The above governmental structure in New Delhi, the capital of the country and the seat of the central government, is replicated in the constituent units the states of the Indian Union.
Thus, corresponding to the Prime Minister and his Council of Ministers at the Centre, we have the Chief Minister heading a Ministerial Council in a state. Similarly, corresponding to the President at the Centre, we have the Governor as the symbolic, nominal executive in a state government. Like the figurehead President at the Centre, the Governor exercises substantial powers only in situations of emergence.
This, if you will notice, are the major details of the executive branch of a democratic government in India at the Centre and in the states. The legislature and the judiciary are the other two major organs of the government. Here, again a basic point to be noted by you is that the pattern at the Centre is duplicated in the states.
Thus, as regards the central legislature (Parliament), it is bicameral (two Houses) with a lower House (Lok Sabha or the House of the People) and an upper House (Rajya Sabha or the Council of Slates).
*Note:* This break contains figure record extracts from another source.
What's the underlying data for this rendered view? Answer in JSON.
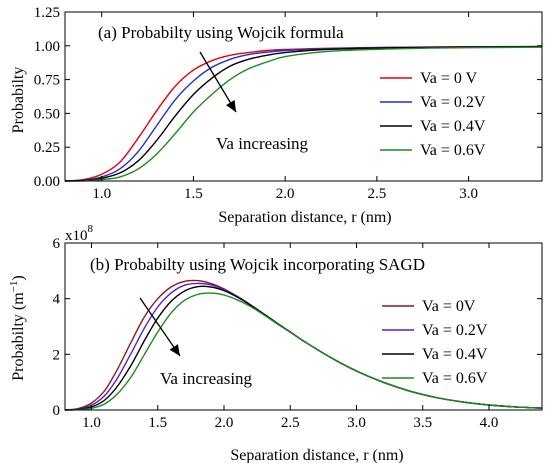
{
  "chart_data": [
    {
      "type": "line",
      "title": "(a) Probabilty using Wojcik formula",
      "xlabel": "Separation distance, r (nm)",
      "ylabel": "Probabilty",
      "xlim": [
        0.8,
        3.4
      ],
      "ylim": [
        0.0,
        1.25
      ],
      "xticks": [
        "1.0",
        "1.5",
        "2.0",
        "2.5",
        "3.0"
      ],
      "yticks": [
        "0.00",
        "0.25",
        "0.50",
        "0.75",
        "1.00",
        "1.25"
      ],
      "annotation": "Va increasing",
      "legend_position": "right",
      "x": [
        0.8,
        0.9,
        1.0,
        1.1,
        1.2,
        1.3,
        1.4,
        1.5,
        1.6,
        1.7,
        1.8,
        1.9,
        2.0,
        2.2,
        2.4,
        2.6,
        2.8,
        3.0,
        3.2,
        3.4
      ],
      "series": [
        {
          "name": "Va = 0 V",
          "color": "#e8000b",
          "values": [
            0.0,
            0.01,
            0.05,
            0.14,
            0.32,
            0.52,
            0.7,
            0.82,
            0.89,
            0.93,
            0.95,
            0.965,
            0.973,
            0.981,
            0.986,
            0.989,
            0.991,
            0.993,
            0.994,
            0.995
          ]
        },
        {
          "name": "Va = 0.2V",
          "color": "#1f2fd6",
          "values": [
            0.0,
            0.005,
            0.03,
            0.09,
            0.22,
            0.41,
            0.6,
            0.74,
            0.84,
            0.9,
            0.935,
            0.953,
            0.965,
            0.977,
            0.984,
            0.988,
            0.99,
            0.992,
            0.993,
            0.994
          ]
        },
        {
          "name": "Va = 0.4V",
          "color": "#000000",
          "values": [
            0.0,
            0.003,
            0.02,
            0.06,
            0.15,
            0.3,
            0.48,
            0.64,
            0.76,
            0.85,
            0.9,
            0.93,
            0.95,
            0.971,
            0.98,
            0.985,
            0.988,
            0.99,
            0.992,
            0.993
          ]
        },
        {
          "name": "Va = 0.6V",
          "color": "#1d8a1d",
          "values": [
            0.0,
            0.001,
            0.01,
            0.03,
            0.09,
            0.2,
            0.35,
            0.51,
            0.64,
            0.75,
            0.83,
            0.88,
            0.92,
            0.955,
            0.97,
            0.978,
            0.983,
            0.986,
            0.988,
            0.99
          ]
        }
      ]
    },
    {
      "type": "line",
      "title": "(b) Probabilty using Wojcik incorporating SAGD",
      "xlabel": "Separation distance, r (nm)",
      "ylabel": "Probabilty (m",
      "ylabel_sup": "−1",
      "ylabel_close": ")",
      "scale_label": "x10",
      "scale_exp": "8",
      "xlim": [
        0.8,
        4.4
      ],
      "ylim": [
        0,
        6
      ],
      "xticks": [
        "1.0",
        "1.5",
        "2.0",
        "2.5",
        "3.0",
        "3.5",
        "4.0"
      ],
      "yticks": [
        "0",
        "2",
        "4",
        "6"
      ],
      "annotation": "Va increasing",
      "legend_position": "right",
      "x": [
        0.8,
        0.9,
        1.0,
        1.1,
        1.2,
        1.3,
        1.4,
        1.5,
        1.6,
        1.7,
        1.8,
        1.9,
        2.0,
        2.1,
        2.2,
        2.3,
        2.4,
        2.5,
        2.6,
        2.8,
        3.0,
        3.2,
        3.4,
        3.6,
        3.8,
        4.0,
        4.2,
        4.4
      ],
      "series": [
        {
          "name": "Va = 0V",
          "color": "#8b1a1a",
          "values": [
            0.0,
            0.05,
            0.25,
            0.7,
            1.5,
            2.45,
            3.35,
            4.0,
            4.42,
            4.62,
            4.65,
            4.55,
            4.35,
            4.08,
            3.78,
            3.45,
            3.12,
            2.8,
            2.48,
            1.9,
            1.4,
            1.0,
            0.68,
            0.45,
            0.29,
            0.18,
            0.11,
            0.07
          ]
        },
        {
          "name": "Va = 0.2V",
          "color": "#5a1fd1",
          "values": [
            0.0,
            0.03,
            0.17,
            0.52,
            1.18,
            2.05,
            2.95,
            3.7,
            4.2,
            4.48,
            4.55,
            4.5,
            4.33,
            4.08,
            3.78,
            3.45,
            3.12,
            2.8,
            2.48,
            1.9,
            1.4,
            1.0,
            0.68,
            0.45,
            0.29,
            0.18,
            0.11,
            0.07
          ]
        },
        {
          "name": "Va = 0.4V",
          "color": "#000000",
          "values": [
            0.0,
            0.02,
            0.11,
            0.36,
            0.88,
            1.62,
            2.5,
            3.3,
            3.9,
            4.27,
            4.43,
            4.42,
            4.29,
            4.06,
            3.77,
            3.45,
            3.12,
            2.8,
            2.48,
            1.9,
            1.4,
            1.0,
            0.68,
            0.45,
            0.29,
            0.18,
            0.11,
            0.07
          ]
        },
        {
          "name": "Va = 0.6V",
          "color": "#1d8a1d",
          "values": [
            0.0,
            0.01,
            0.06,
            0.22,
            0.6,
            1.2,
            2.0,
            2.8,
            3.48,
            3.93,
            4.15,
            4.2,
            4.13,
            3.96,
            3.72,
            3.42,
            3.1,
            2.79,
            2.48,
            1.9,
            1.4,
            1.0,
            0.68,
            0.45,
            0.29,
            0.18,
            0.11,
            0.07
          ]
        }
      ]
    }
  ]
}
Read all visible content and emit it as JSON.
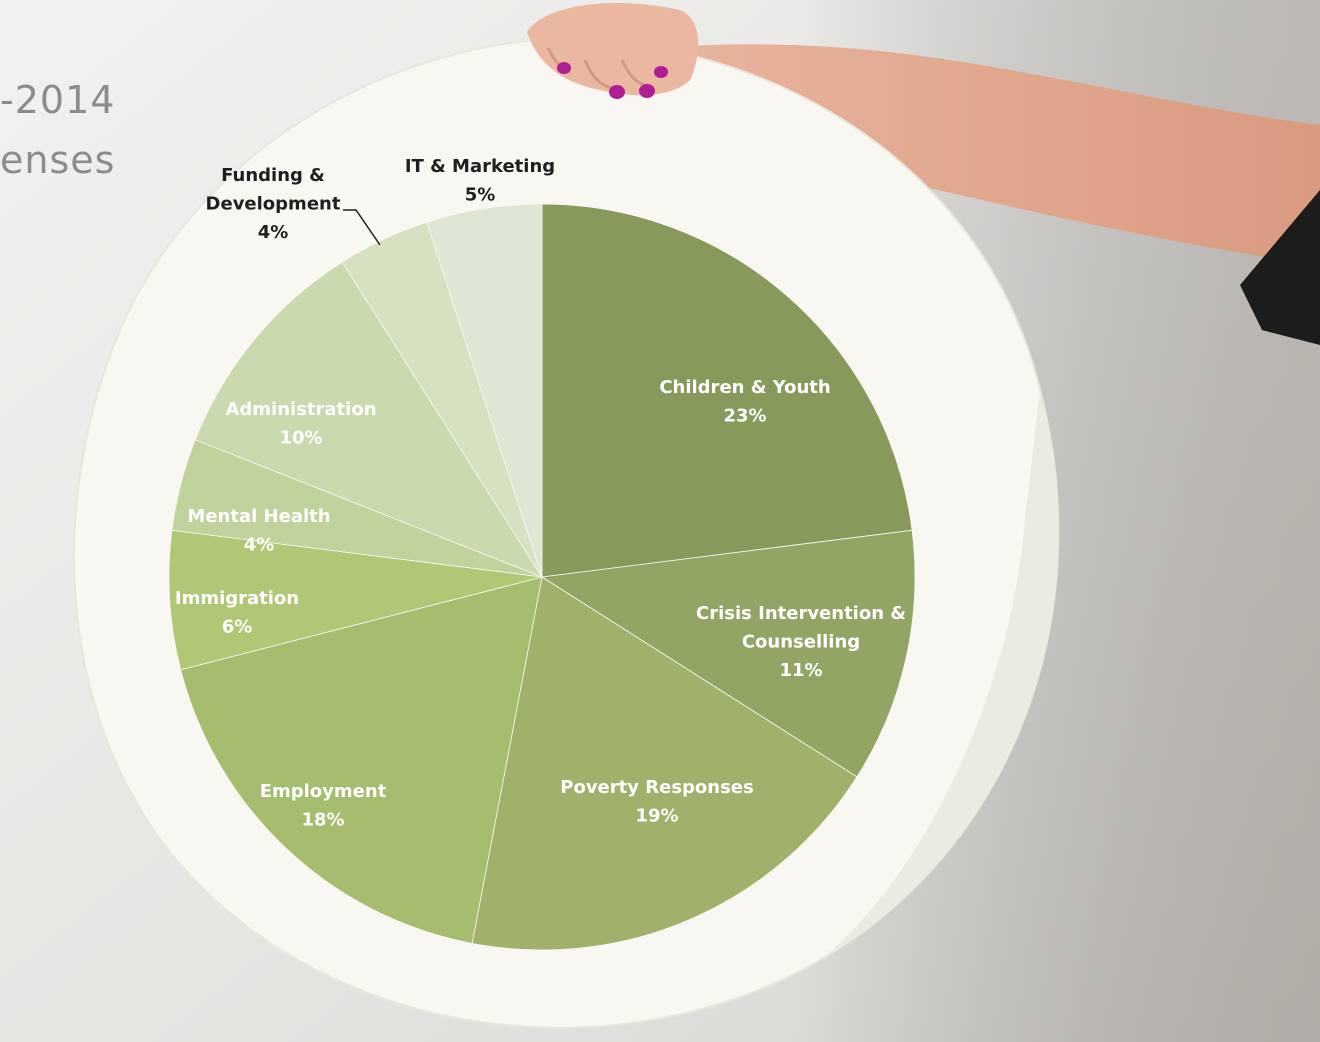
{
  "title_lines": [
    "-2014",
    "enses"
  ],
  "colors": {
    "background": "#e6e5e3",
    "board": "#f7f6f1",
    "label_dark": "#1f1f1f",
    "label_light": "#ffffff",
    "nail": "#b01e93",
    "skin": "#e9b49c"
  },
  "chart_data": {
    "type": "pie",
    "title": "",
    "start_angle_deg": 0,
    "direction": "clockwise",
    "slices": [
      {
        "name": "Children & Youth",
        "label_lines": [
          "Children & Youth"
        ],
        "value": 23,
        "percent_label": "23%",
        "color": "#879a5c",
        "label_color": "light"
      },
      {
        "name": "Crisis Intervention & Counselling",
        "label_lines": [
          "Crisis Intervention &",
          "Counselling"
        ],
        "value": 11,
        "percent_label": "11%",
        "color": "#93a564",
        "label_color": "light"
      },
      {
        "name": "Poverty Responses",
        "label_lines": [
          "Poverty Responses"
        ],
        "value": 19,
        "percent_label": "19%",
        "color": "#9fb16b",
        "label_color": "light"
      },
      {
        "name": "Employment",
        "label_lines": [
          "Employment"
        ],
        "value": 18,
        "percent_label": "18%",
        "color": "#a6bd6f",
        "label_color": "light"
      },
      {
        "name": "Immigration",
        "label_lines": [
          "Immigration"
        ],
        "value": 6,
        "percent_label": "6%",
        "color": "#b0c775",
        "label_color": "light"
      },
      {
        "name": "Mental Health",
        "label_lines": [
          "Mental Health"
        ],
        "value": 4,
        "percent_label": "4%",
        "color": "#c1d39c",
        "label_color": "light"
      },
      {
        "name": "Administration",
        "label_lines": [
          "Administration"
        ],
        "value": 10,
        "percent_label": "10%",
        "color": "#cbd9ae",
        "label_color": "light"
      },
      {
        "name": "Funding & Development",
        "label_lines": [
          "Funding &",
          "Development"
        ],
        "value": 4,
        "percent_label": "4%",
        "color": "#d5e1c1",
        "label_color": "dark"
      },
      {
        "name": "IT & Marketing",
        "label_lines": [
          "IT & Marketing"
        ],
        "value": 5,
        "percent_label": "5%",
        "color": "#dfe6d3",
        "label_color": "dark"
      }
    ]
  }
}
This pattern is seen in the slates where the lower House or chamber is the Assembly (Vidhan Sabha) and the upper House is the Legislative Council (Vidhan Parishad). It must be, however, mentioned here that some of the Indian states have a unicameral (one House only) legislature; they do not have the Vidhan Parishad.
Coming to the judiciary, again while the central court also the highest ranking court in the country is the Supreme Court (again located in New Delhi) headed by a Chief Justice assisted by other justices.
In the states, one has High Courts headed by the Chief Justice of the High Court and assisted by other judges Thus; you can see that our country has a well-defined government structure with the form and pattern at the Centre being duplicated in the states. Such a well- delineated structure normally facilitates the democratic process in a country.